Bridging Remote Sensors with Multisensor Geospatial Foundation Models
Boran Han, Shuai Zhang, Xingjian Shi, Markus Reichstein
TL;DR
The paper tackles the mismatch between geospatial sensor heterogeneity and existing pretrained representations by presenting msGFM, a multisensor geospatial foundation model that unifies optical and microwave data through cross-sensor masked image modeling. It leverages per-sensor patch embeddings and a shared Swin-transformer encoder, with cross-sensor reconstruction and sensor-specific decoders, trained on GeoPile-2 (~2M images across RGB, Sentinel-2, SEN12MS, and DSM) and optimized with a mixed MIM and auxiliary loss and Mixture-of-Experts to handle modality differences.
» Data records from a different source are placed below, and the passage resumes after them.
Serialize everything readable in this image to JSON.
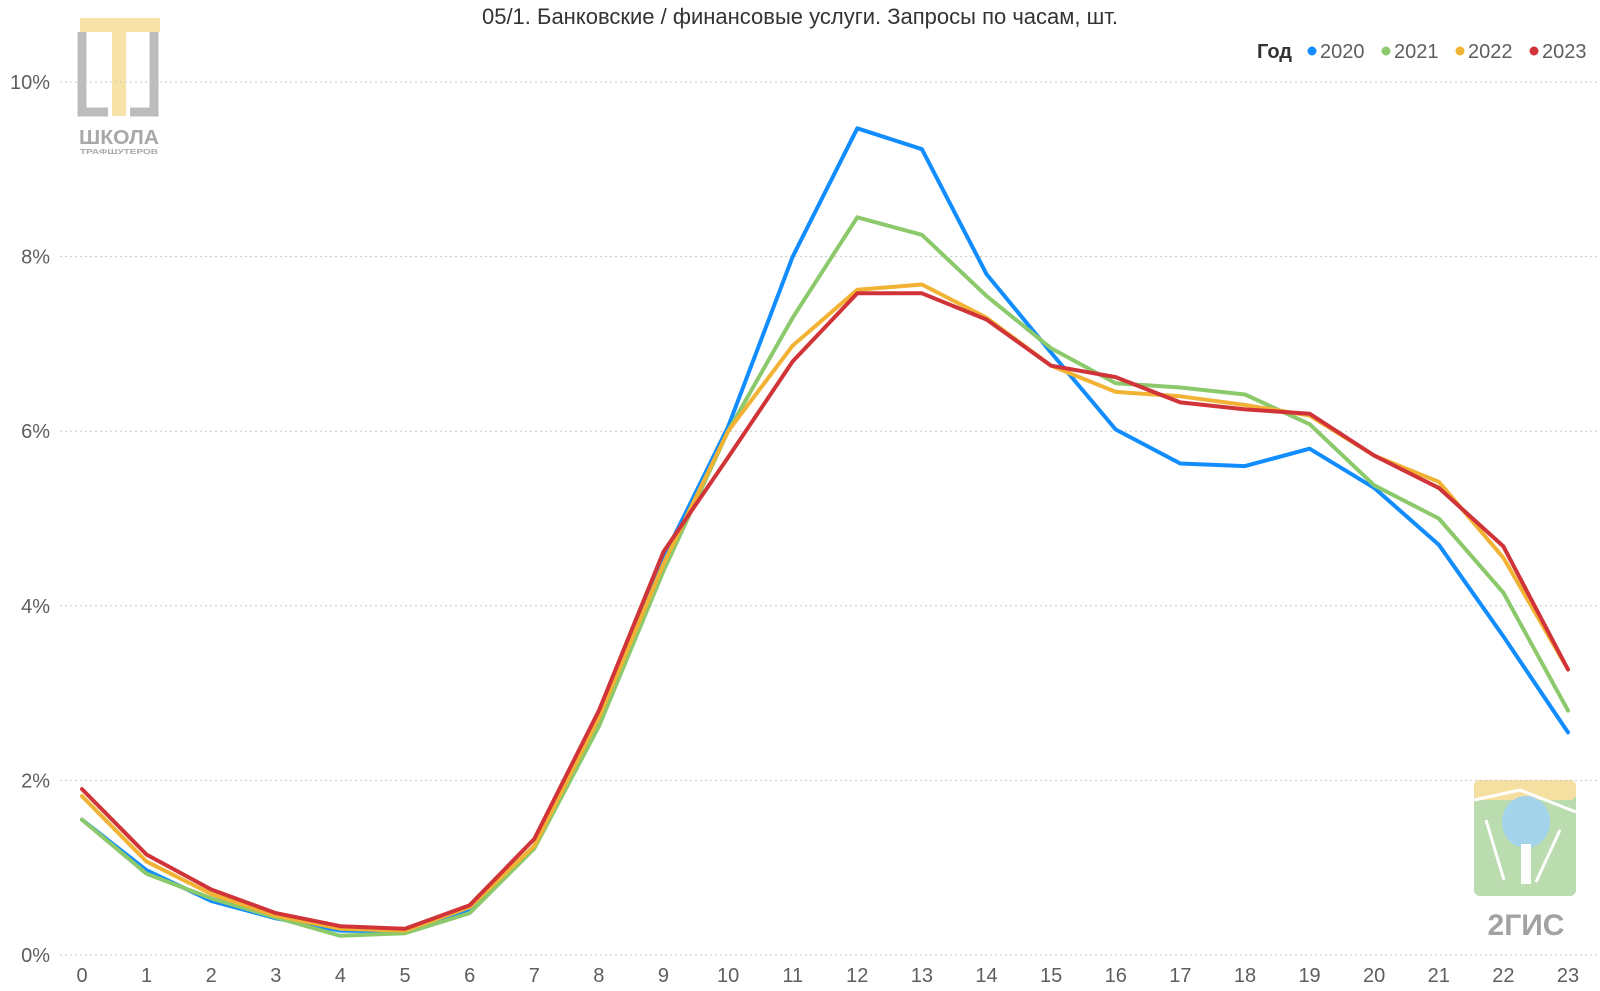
{
  "chart_data": {
    "type": "line",
    "title": "05/1. Банковские / финансовые услуги. Запросы по часам, шт.",
    "xlabel": "",
    "ylabel": "",
    "x": [
      "0",
      "1",
      "2",
      "3",
      "4",
      "5",
      "6",
      "7",
      "8",
      "9",
      "10",
      "11",
      "12",
      "13",
      "14",
      "15",
      "16",
      "17",
      "18",
      "19",
      "20",
      "21",
      "22",
      "23"
    ],
    "ylim": [
      0,
      10
    ],
    "y_ticks": [
      "0%",
      "2%",
      "4%",
      "6%",
      "8%",
      "10%"
    ],
    "y_tick_values": [
      0,
      2,
      4,
      6,
      8,
      10
    ],
    "grid": true,
    "legend": {
      "title": "Год",
      "position": "top-right"
    },
    "series": [
      {
        "name": "2020",
        "color": "#118DFF",
        "values": [
          1.55,
          0.97,
          0.62,
          0.42,
          0.28,
          0.27,
          0.52,
          1.25,
          2.7,
          4.55,
          6.05,
          8.0,
          9.47,
          9.23,
          7.8,
          6.9,
          6.02,
          5.63,
          5.6,
          5.8,
          5.35,
          4.7,
          3.65,
          2.55
        ]
      },
      {
        "name": "2021",
        "color": "#8BC96B",
        "values": [
          1.55,
          0.93,
          0.65,
          0.43,
          0.22,
          0.25,
          0.48,
          1.22,
          2.62,
          4.4,
          6.0,
          7.3,
          8.45,
          8.25,
          7.55,
          6.95,
          6.55,
          6.5,
          6.42,
          6.08,
          5.38,
          5.0,
          4.15,
          2.8
        ]
      },
      {
        "name": "2022",
        "color": "#F2B233",
        "values": [
          1.82,
          1.07,
          0.7,
          0.45,
          0.3,
          0.28,
          0.55,
          1.25,
          2.72,
          4.48,
          6.0,
          6.98,
          7.62,
          7.68,
          7.3,
          6.75,
          6.45,
          6.4,
          6.3,
          6.18,
          5.72,
          5.42,
          4.55,
          3.27
        ]
      },
      {
        "name": "2023",
        "color": "#D13438",
        "values": [
          1.9,
          1.15,
          0.75,
          0.48,
          0.33,
          0.3,
          0.57,
          1.33,
          2.8,
          4.62,
          5.7,
          6.8,
          7.58,
          7.58,
          7.28,
          6.75,
          6.62,
          6.33,
          6.25,
          6.2,
          5.72,
          5.35,
          4.68,
          3.27
        ]
      }
    ]
  },
  "logos": {
    "school": {
      "line1": "ШКОЛА",
      "line2": "ТРАФШУТЕРОВ"
    },
    "gis": {
      "text": "2ГИС"
    }
  }
}
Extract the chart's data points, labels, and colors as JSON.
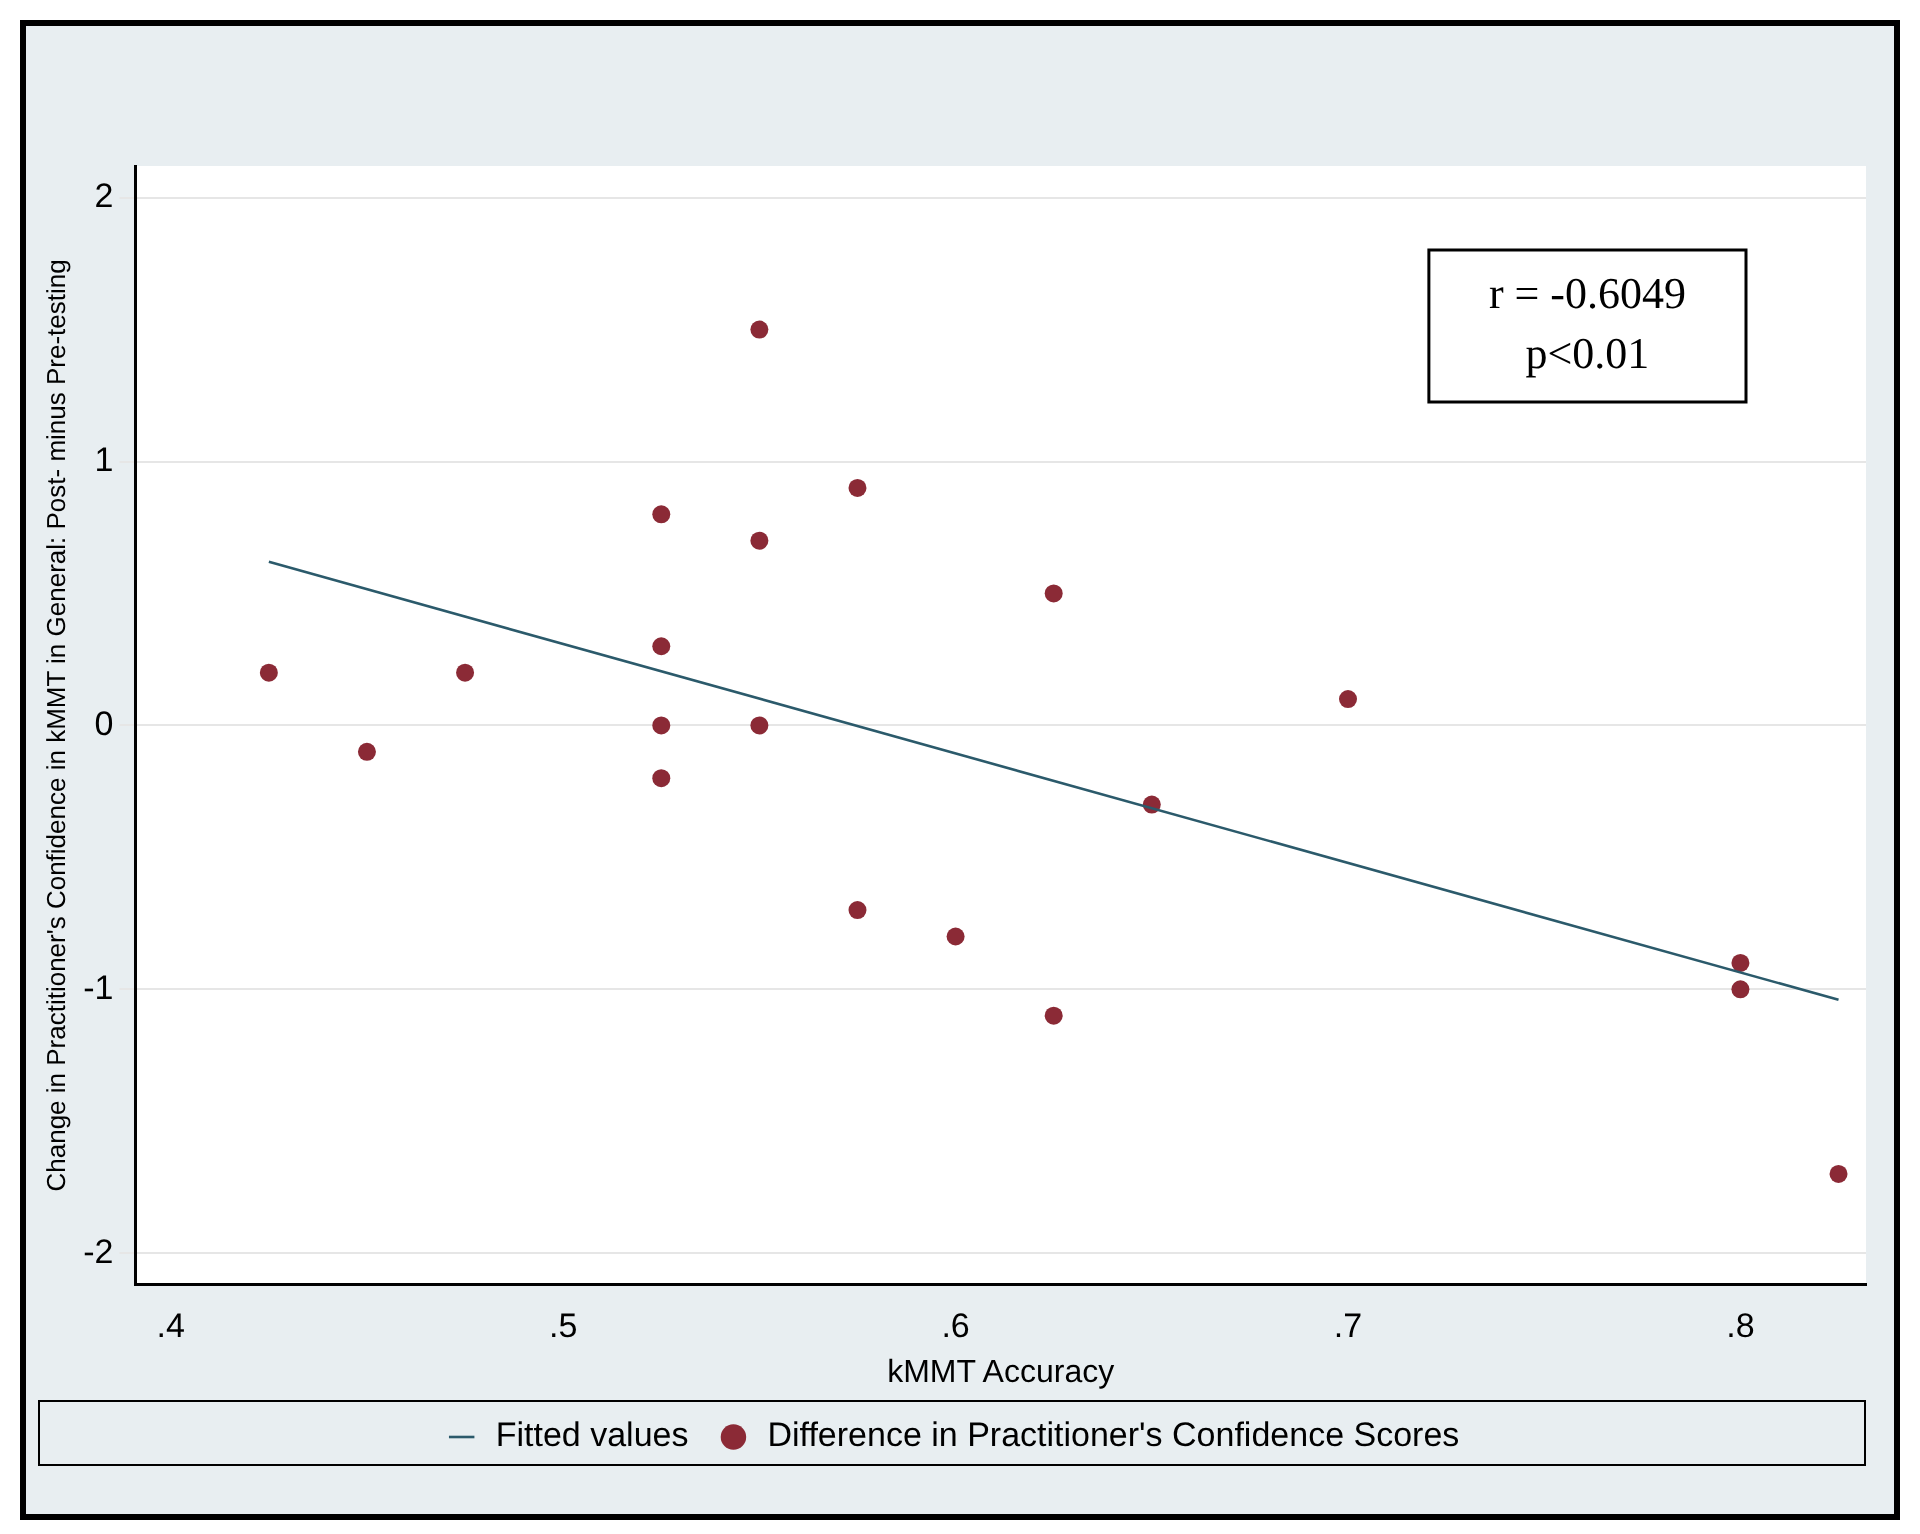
{
  "chart_data": {
    "type": "scatter",
    "xlabel": "kMMT Accuracy",
    "ylabel": "Change in Practitioner's Confidence in kMMT in General: Post- minus Pre-testing",
    "xlim": [
      0.391,
      0.832
    ],
    "xticks": [
      {
        "value": 0.4,
        "label": ".4"
      },
      {
        "value": 0.5,
        "label": ".5"
      },
      {
        "value": 0.6,
        "label": ".6"
      },
      {
        "value": 0.7,
        "label": ".7"
      },
      {
        "value": 0.8,
        "label": ".8"
      }
    ],
    "ylim": [
      -2.12,
      2.12
    ],
    "yticks": [
      -2,
      -1,
      0,
      1,
      2
    ],
    "grid": "y",
    "legend": "bottom",
    "annotations": [
      "r = -0.6049",
      "p<0.01"
    ],
    "series": [
      {
        "name": "Fitted values",
        "type": "line",
        "marker": "none",
        "line_style": "solid",
        "color": "#2b5a6b",
        "x": [
          0.425,
          0.825
        ],
        "values": [
          0.62,
          -1.04
        ]
      },
      {
        "name": "Difference in Practitioner's Confidence Scores",
        "marker": "circle",
        "color": "#8b2a36",
        "x": [
          0.425,
          0.45,
          0.475,
          0.525,
          0.525,
          0.525,
          0.525,
          0.55,
          0.55,
          0.55,
          0.575,
          0.575,
          0.6,
          0.625,
          0.625,
          0.65,
          0.7,
          0.8,
          0.8,
          0.825
        ],
        "values": [
          0.2,
          -0.1,
          0.2,
          0.8,
          0.3,
          0,
          -0.2,
          1.5,
          0.7,
          0,
          0.9,
          -0.7,
          -0.8,
          0.5,
          -1.1,
          -0.3,
          0.1,
          -0.9,
          -1.0,
          -1.7
        ]
      }
    ]
  }
}
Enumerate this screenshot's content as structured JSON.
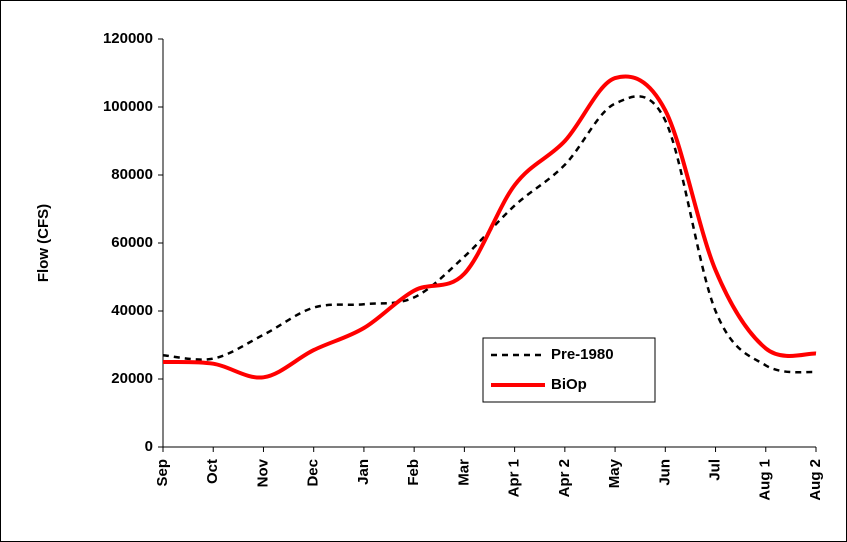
{
  "chart_data": {
    "type": "line",
    "y_label": "Flow (CFS)",
    "categories": [
      "Sep",
      "Oct",
      "Nov",
      "Dec",
      "Jan",
      "Feb",
      "Mar",
      "Apr 1",
      "Apr 2",
      "May",
      "Jun",
      "Jul",
      "Aug 1",
      "Aug 2"
    ],
    "series": [
      {
        "name": "Pre-1980",
        "color": "#000000",
        "style": "dashed",
        "width": 2.5,
        "values": [
          27000,
          26000,
          33000,
          41000,
          42000,
          44000,
          56000,
          71000,
          83000,
          101000,
          96000,
          40000,
          24000,
          22000
        ]
      },
      {
        "name": "BiOp",
        "color": "#ff0000",
        "style": "solid",
        "width": 4,
        "values": [
          25000,
          24500,
          20500,
          28500,
          35000,
          46000,
          51000,
          77000,
          90000,
          108500,
          99000,
          52000,
          29000,
          27500
        ]
      }
    ],
    "ylim": [
      0,
      120000
    ],
    "yticks": [
      0,
      20000,
      40000,
      60000,
      80000,
      100000,
      120000
    ],
    "grid": false,
    "legend": "lower right",
    "smooth": true
  }
}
Empirical results across scene classification, cloud removal, pan-sharpening, and segmentation show msGFM outperforms single-sensor pretraining and benefits notably from cross-sensor reconstruction and scratch-based training, while distillation from natural-image models is less effective due to domain gaps. The work demonstrates the viability and advantages of unified multisensor pretraining for robust geospatial understanding and provides practical guidance for building future multisensor foundation models, with potential extensions to temporal dynamics mindful of computational costs.
Abstract
In the realm of geospatial analysis, the diversity of remote sensors, encompassing both optical and microwave technologies, offers a wealth of distinct observational capabilities. Recognizing this, we present msGFM, a multisensor geospatial foundation model that effectively unifies data from four key sensor modalities. This integration spans an expansive dataset of two million multisensor images. msGFM is uniquely adept at handling both paired and unpaired sensor data. For data originating from identical geolocations, our model employs an innovative cross-sensor pretraining approach in masked image modeling, enabling the synthesis of joint representations from diverse sensors. msGFM, incorporating four remote sensors, upholds strong performance, forming a comprehensive model adaptable to various sensor types. msGFM has demonstrated enhanced proficiency in a range of both single-sensor and multisensor downstream tasks. These include scene classification, segmentation, cloud removal, and pan-sharpening. A key discovery of our research is that representations derived from natural images are not always compatible with the distinct characteristics of geospatial remote sensors, underscoring the limitations of existing representations in this field. Our work can serve as a guide for developing multisensor geospatial pretraining models, paving the way for more advanced geospatial capabilities.